Get a Free Copy of The Search for God and Guinness
To be honest, when I first received a copy of The Search for God and Guinness I was not all that excited about it. I love God and I like beer, but I am not a big reader of biographies, preferring “more practical” books on leadership, spiritual issues, or social media. So, it sat on my bookshelf for several months.
When in finally cracked it open I was sorry I waited so long to read it.
In the Search for God and Guinness, Stephen Mansfield tells the story of the Guinness family starting with Arthur Guinness, founder of the famed brewery, and continuing through the Guinnesses of today. While the book recounts the amazing rise of one of the must successful breweries in the world, what makes the book and the Guinness family fascinating is the accounts of their character, faith, and generosity.
Because of their commitment to excellence and innovation in brewing the Guinnesses became exceptionally wealthy and influential. But rather than selfishly squander it on themselves, they were exceptionally generous with the pay and benefits they gave their workers and they demonstrated an unusual commitment to improving the conditions of the poor in Ireland and Great Britain.
- Clearly, this was the understanding at the time: gin destroys lives while beer is healthy and safe, enhancing rather than eroding good society.
- “We must exhort all Christians to gain all they can and to save all they can; that is in effect to grow rich… to give all he can to those in need.” John Wesley
- Arthur Guinness was the founder of the first Sunday schools in Ireland.
- October 25, 1886, the stock offering sold out within an hour.
- A Guinness worker during the 1920s enjoyed full medical and dental care, massage services, reading rooms, subsidized meals, a company- funded pension, subsidies for funeral expenses, educational benefits, sports facilities, free concerts, lectures, and entertainment, and a guaranteed two pints of Guinness beer a day.
- In 2005 the British people voted the widget (the small plastic capsule that allows a can of Guinness to be properly nitrogenated) the greatest invention in the previous forty years.
- A company should be measured by the culture it creates… what is encouraged to grow, the behavior and ways of thinking that are inspired.
- Guinness demonstrated the good that righteous wealth can do.
- A man’s profession was where he demonstrated to the world who he was.
- Don’t just sell your product – sell your product’s culture.

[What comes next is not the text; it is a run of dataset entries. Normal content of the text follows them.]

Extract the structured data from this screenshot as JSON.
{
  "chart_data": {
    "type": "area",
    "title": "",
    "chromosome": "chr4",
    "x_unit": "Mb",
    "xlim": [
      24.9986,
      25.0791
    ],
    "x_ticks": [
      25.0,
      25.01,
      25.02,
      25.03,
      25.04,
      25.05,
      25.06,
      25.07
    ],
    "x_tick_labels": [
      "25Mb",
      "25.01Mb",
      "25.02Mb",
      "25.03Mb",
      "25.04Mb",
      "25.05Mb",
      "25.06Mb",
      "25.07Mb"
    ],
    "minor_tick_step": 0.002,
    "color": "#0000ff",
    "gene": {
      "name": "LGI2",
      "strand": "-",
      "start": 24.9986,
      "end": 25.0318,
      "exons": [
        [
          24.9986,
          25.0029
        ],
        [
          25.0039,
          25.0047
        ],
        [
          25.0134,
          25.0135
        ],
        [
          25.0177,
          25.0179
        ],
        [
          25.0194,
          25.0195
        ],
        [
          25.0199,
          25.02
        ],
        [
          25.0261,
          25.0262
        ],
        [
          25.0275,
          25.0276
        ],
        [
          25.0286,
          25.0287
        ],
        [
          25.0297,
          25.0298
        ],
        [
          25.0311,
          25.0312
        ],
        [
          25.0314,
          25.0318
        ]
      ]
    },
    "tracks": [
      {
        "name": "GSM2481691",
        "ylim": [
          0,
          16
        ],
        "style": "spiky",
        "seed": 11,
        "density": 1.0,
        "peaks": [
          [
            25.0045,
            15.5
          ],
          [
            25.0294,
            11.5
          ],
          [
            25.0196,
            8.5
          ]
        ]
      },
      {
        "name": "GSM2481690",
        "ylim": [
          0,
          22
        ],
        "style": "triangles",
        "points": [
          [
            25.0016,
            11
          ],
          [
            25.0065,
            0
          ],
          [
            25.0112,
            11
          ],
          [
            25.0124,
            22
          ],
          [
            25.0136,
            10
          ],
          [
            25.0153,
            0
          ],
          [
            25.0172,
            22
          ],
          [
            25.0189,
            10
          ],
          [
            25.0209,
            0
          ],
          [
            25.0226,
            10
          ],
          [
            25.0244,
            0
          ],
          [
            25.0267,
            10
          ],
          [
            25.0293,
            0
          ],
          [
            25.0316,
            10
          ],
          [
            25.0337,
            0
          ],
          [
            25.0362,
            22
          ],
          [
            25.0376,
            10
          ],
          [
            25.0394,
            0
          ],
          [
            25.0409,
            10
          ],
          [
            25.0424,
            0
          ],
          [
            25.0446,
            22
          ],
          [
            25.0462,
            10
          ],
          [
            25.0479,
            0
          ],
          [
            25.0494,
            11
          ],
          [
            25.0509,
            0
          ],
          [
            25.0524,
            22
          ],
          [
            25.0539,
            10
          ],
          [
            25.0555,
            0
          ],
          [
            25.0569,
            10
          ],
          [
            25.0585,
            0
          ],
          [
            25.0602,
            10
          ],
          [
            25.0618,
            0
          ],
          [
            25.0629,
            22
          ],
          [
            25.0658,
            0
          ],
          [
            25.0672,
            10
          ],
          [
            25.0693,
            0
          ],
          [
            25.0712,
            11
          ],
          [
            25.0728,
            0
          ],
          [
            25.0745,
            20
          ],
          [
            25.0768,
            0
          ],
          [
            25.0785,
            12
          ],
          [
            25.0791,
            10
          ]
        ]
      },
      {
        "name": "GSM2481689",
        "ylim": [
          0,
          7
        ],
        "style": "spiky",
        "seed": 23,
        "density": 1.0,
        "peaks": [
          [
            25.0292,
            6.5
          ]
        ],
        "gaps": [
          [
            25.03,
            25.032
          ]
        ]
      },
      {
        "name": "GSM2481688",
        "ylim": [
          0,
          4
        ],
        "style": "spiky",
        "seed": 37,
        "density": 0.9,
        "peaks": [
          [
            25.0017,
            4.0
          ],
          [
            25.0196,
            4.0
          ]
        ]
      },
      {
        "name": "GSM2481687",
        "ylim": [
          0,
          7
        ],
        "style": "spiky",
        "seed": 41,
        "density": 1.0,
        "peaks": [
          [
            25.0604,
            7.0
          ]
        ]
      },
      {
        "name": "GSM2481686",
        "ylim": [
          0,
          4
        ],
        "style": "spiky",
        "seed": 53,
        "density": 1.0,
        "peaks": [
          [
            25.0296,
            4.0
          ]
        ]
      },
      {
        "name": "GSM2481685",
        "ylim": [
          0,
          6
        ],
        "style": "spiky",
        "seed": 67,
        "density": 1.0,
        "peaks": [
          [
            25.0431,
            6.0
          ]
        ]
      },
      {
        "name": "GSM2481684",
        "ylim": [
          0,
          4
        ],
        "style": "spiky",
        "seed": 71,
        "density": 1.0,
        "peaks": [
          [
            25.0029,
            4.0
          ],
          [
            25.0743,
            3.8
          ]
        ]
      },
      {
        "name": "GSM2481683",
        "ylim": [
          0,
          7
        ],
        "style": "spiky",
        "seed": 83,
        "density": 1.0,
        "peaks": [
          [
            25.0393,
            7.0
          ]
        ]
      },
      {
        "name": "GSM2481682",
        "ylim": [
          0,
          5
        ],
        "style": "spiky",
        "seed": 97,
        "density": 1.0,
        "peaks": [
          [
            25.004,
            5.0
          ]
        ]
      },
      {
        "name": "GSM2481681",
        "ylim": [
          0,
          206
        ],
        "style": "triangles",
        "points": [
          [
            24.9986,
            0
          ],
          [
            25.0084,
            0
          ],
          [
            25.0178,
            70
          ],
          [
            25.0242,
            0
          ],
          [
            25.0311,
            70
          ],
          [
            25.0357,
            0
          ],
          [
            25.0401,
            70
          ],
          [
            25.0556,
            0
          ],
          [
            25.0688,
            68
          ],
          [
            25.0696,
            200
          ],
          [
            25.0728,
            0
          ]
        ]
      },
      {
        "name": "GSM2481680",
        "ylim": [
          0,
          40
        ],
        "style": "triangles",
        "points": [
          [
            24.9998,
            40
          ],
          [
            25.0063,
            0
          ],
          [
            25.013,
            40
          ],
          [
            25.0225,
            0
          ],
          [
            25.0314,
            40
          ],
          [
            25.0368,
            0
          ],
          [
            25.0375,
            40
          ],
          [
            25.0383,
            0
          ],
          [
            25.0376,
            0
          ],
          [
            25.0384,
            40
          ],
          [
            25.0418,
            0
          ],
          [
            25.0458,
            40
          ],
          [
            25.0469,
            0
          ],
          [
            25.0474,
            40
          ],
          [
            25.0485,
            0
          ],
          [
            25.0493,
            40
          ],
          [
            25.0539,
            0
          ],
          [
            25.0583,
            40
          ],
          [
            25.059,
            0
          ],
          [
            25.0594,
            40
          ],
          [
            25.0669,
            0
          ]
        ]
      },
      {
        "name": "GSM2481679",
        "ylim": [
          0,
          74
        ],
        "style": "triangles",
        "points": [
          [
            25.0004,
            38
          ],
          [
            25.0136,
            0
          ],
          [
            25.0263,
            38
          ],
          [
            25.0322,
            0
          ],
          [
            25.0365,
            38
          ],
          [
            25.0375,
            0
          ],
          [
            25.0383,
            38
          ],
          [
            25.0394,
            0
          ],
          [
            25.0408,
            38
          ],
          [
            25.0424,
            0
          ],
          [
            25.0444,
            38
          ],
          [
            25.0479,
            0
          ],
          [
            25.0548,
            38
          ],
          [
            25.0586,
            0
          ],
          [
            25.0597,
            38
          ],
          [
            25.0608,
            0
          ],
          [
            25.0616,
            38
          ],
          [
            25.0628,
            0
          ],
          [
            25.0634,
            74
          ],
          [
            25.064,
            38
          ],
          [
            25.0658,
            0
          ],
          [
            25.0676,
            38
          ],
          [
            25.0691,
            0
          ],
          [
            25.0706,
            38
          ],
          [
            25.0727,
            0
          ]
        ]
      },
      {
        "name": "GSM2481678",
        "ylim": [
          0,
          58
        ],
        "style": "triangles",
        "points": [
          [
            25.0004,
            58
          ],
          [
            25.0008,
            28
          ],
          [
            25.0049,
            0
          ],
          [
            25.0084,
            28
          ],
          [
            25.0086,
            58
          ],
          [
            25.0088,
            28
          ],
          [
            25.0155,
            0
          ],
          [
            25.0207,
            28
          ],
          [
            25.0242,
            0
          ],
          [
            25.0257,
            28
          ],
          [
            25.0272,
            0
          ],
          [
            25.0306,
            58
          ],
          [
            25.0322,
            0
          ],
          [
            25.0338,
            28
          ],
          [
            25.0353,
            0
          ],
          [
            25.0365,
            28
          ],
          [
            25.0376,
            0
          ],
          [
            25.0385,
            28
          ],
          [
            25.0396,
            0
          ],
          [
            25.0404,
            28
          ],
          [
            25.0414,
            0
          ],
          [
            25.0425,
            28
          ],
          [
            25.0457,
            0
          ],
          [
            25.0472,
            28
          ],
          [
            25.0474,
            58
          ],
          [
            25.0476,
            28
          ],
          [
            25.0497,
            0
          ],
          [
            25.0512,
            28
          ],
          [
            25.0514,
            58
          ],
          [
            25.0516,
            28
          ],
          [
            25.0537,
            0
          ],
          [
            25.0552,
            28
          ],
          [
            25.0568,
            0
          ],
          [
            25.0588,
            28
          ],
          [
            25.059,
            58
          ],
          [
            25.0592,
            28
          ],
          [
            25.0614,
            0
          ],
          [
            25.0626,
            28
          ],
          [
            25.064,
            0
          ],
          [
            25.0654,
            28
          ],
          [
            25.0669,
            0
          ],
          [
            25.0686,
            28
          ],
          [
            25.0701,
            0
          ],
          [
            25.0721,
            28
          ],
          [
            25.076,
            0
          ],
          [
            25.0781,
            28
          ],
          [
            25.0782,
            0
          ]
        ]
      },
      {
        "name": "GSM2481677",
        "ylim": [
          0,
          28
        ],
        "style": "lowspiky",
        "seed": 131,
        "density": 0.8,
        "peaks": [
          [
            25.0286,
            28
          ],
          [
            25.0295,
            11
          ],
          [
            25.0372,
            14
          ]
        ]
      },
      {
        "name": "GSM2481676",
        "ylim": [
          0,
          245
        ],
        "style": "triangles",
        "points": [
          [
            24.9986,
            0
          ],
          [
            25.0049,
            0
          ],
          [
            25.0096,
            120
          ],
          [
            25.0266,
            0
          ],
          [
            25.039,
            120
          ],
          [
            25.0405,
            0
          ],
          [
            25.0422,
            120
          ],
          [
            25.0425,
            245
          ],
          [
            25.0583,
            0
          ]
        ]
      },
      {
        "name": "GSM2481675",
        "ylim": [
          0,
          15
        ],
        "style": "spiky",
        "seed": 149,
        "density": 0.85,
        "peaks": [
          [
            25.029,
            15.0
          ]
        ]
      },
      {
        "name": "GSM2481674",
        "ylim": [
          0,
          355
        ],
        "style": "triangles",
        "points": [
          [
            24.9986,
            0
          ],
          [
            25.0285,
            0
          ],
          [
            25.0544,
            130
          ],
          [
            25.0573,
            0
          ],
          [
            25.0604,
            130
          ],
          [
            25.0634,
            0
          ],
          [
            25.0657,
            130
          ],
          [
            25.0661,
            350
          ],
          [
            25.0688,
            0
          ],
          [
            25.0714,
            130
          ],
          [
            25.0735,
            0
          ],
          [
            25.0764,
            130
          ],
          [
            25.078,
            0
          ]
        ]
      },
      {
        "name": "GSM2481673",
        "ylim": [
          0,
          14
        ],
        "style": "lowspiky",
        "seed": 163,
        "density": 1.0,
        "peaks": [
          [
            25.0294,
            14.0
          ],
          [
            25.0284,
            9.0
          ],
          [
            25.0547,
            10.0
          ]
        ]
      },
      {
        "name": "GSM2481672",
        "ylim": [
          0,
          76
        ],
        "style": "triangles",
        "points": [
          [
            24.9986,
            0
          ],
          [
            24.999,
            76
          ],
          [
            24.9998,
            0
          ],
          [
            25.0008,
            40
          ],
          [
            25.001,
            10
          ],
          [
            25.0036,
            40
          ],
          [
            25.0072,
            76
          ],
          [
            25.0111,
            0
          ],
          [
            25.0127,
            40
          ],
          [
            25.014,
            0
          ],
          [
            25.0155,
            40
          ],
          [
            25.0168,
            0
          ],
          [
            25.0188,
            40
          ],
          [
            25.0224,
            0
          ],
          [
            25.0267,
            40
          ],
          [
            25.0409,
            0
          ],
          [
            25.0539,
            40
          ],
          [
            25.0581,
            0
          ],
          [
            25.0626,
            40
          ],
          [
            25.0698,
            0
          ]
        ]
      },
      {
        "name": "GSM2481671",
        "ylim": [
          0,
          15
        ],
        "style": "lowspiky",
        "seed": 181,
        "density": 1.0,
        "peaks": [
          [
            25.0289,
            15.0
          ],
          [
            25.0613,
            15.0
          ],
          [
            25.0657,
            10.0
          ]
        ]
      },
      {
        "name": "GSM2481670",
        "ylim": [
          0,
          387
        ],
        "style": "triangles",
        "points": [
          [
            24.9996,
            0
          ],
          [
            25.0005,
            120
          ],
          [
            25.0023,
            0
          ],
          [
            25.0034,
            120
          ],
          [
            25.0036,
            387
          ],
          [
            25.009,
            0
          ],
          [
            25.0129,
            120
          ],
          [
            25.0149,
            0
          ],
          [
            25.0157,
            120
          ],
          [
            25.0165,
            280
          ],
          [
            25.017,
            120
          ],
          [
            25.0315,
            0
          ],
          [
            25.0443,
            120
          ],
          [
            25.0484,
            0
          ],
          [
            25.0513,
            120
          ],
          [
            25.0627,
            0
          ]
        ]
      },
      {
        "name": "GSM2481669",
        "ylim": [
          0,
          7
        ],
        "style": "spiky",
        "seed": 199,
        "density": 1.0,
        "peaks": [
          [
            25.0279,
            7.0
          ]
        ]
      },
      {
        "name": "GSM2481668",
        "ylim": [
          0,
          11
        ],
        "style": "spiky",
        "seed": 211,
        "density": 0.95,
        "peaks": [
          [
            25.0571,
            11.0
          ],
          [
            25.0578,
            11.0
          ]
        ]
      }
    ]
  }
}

- “Gentlemen, find out the will of God for your day and generation, and then, as quickly as possible, get into line.” Prince Albert
- Whatever else you do, do at least one thing very well.
Stephen Mansfield concludes the narrative portion of The Search for God and Guinness with this line.
That part of the heritage will only live when men absorb it from the Guinness story and embed it in fertile fields of their own.
Clearly, he wrote this book not just to tell a fascinating story but to inspire leaders today to follow in the Guinness tradition. These two sentences sum up that tradition.
What distinguishes [the first Arthur Guinness’s] story is that he understood his success as forming a kind of mandate, a kind of calling to a purpose of God beyond just himself and his family to the broader good he could do in the world.
[The Guinnesses] knew how to brew beer, yes, but they also knew how to care for their employees, how to invest wealth for social good, and how to create corporate cultures that would change the course of nations.
In an era where there is immense distrust and cynicism towards corporations and wealth – to the extent where a significant portion of the population considers them inherently evil – I found this account of success and generosity inspiring.
I highly recommend The Search for God and Guinness, especially if you lead or own a business.
As the CEO of a small business and a person of faith, I came away from God and Guinness with a renewed passion to do 4 things.
- Do what we do exceptionally well.
- Create a culture of excellence, innovation, faith and generosity.
- Be more generous with our employees.
- Be more generous with in our community and the world.
Do you believe wealth is inherently evil? Or do you believe in “the good that righteous wealth can do?” Do you believe companies have a responsibility to invest in their employees and make their communities better? If so, how?